I have never liked avocados, but I love guacamole . . . well, only certain guacamole . . . pretty much only my mom’s (who has passed), or my brother’s (his version of mom’s recipe) or my own (my version of my mom’s recipe).

A few weeks ago I noticed avocados from California at the grocer.  As I said above, I’m not a fan of the avocado, so my mind turned to only one thing.  One typically associates guacamole with summer and perhaps Mexico.  I figure its still winter if I’m skiing and I am, so what better dish to cure the winter blues than a fresh, summery bowl of guacamole (and scoops, Michael insists on scoops).

Now, in my opinion guacamole is to be made fresh and that is the ONLY way, period.  Occasionally I’ll run across a packet of some fake powered nonsense in the produce section.  Don’t do it!  No matter how convenient it may seem, it’s going to taste like merde!  So save yourself the trouble and serve something that you can be proud of.  And besides, Fresh is Best!  You’ll never go wrong with that motto.

Ingredients can be up for debate.  An ex of mine, made his with mayo.  While I didn’t complain at the time, it was too rich.  An avocado is one of the naturally richest foods out there, you don’t need to add more, let the avocado do the job on it’s own.  He-Who-Must-Not-Be-Named also served his guac with Nacho Cheese Doritos – perhaps that is why we are no longer together?  Moving on!

Avocado

Green Onion

Roma Tomatoes

Mild canned chilies

Lime

Cilantro

Salt & Pepper

Add all components together as you see fit and season to taste.  Like more tomatoes?  Add more.  Lime is key!  Not lemon!  Lime.  Does a lemon go with tequila?  No.  In a severe pinch one, I suppose could use lemon as the acid, but limes would need to be extinct.  Also, another great rule of cooking that I learned from Top Chef, “If it grows together, it goes together.”  Such as the ingredients above, IE seasonal.

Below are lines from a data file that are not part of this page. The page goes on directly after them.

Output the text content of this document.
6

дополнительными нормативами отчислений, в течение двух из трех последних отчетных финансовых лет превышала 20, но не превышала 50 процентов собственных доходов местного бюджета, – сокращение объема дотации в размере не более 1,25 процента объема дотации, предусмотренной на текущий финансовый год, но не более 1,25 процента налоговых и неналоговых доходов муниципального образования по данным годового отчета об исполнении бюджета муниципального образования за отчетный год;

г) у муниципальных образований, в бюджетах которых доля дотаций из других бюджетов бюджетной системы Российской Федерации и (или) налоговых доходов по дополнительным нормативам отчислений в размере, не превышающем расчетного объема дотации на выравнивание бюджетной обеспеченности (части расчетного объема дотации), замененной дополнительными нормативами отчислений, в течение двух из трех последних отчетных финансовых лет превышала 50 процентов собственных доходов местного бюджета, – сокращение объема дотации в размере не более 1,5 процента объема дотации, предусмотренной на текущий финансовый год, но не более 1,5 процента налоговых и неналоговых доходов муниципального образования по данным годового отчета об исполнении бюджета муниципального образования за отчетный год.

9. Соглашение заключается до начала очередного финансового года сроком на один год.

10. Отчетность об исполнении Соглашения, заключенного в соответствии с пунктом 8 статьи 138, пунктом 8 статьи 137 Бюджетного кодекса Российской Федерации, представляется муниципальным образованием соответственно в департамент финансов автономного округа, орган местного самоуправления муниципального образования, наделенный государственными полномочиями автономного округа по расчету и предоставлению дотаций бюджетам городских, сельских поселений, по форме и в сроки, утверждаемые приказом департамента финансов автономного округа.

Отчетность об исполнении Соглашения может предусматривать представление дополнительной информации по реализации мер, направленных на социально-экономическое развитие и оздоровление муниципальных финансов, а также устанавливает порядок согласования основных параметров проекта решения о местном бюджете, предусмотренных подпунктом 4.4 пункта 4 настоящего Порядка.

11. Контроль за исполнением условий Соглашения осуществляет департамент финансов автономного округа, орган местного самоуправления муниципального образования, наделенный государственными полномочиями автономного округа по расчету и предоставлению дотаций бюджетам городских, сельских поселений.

Avocados can be tricky.  A ripe one has a little give at the top near the stem when pushed on.  It’s a little soft when palmed, yet firm.  If in doubt, ask the produce manager to walk you though finding a ripe one.  At home take a large chefs knife and slice the avocado long ways in half, all the way around the pit.  Separate the two halves.  One half will contain the pit.  Firmly plant your knifes blade into the pit and twist, viola.  Now, take a paring knife and gently score the flesh down to the skin, but without cutting through it.  Then score again at a 90-degree angle, as to make little cubes in the flesh.  If you find some of the avocado is brown, throw that part out and use only the green.  Take a spoon and scoop out the flesh into a bowl.  If left out in the air, avocado with turn brown, so put a bit of the limejuice on it.  Mash the avocado with the back of a large serving fork.  Add other ingredients as desired.

Funny Story: I have a memory of a family dinner when I was little.  My mother often added avocado slices to our salad.  My brother Ian and I were in charge of the after dinner clean up.  After taking my salad plate (avocado slices in tact) over to the sink, Ian said, “Watch this.”  He proceeded to smear avocado all over his face and say he looked like an army guy.  This was extremely uncharacteristic for Ian.  Which always resulted in making his little sister laugh hysterically.

Bon Appétit!

One comment on “How’s Your Guacamole?

  1. Oh my gosh, this looks amazing! I heard the other day that guac is primarily a west cost thing? My friend said she went to college with some girls who were from the east coast, and they were somewhere that had guacamole and they wouldn’t put it in their burrito cause they didn’t know what it was. Sad story.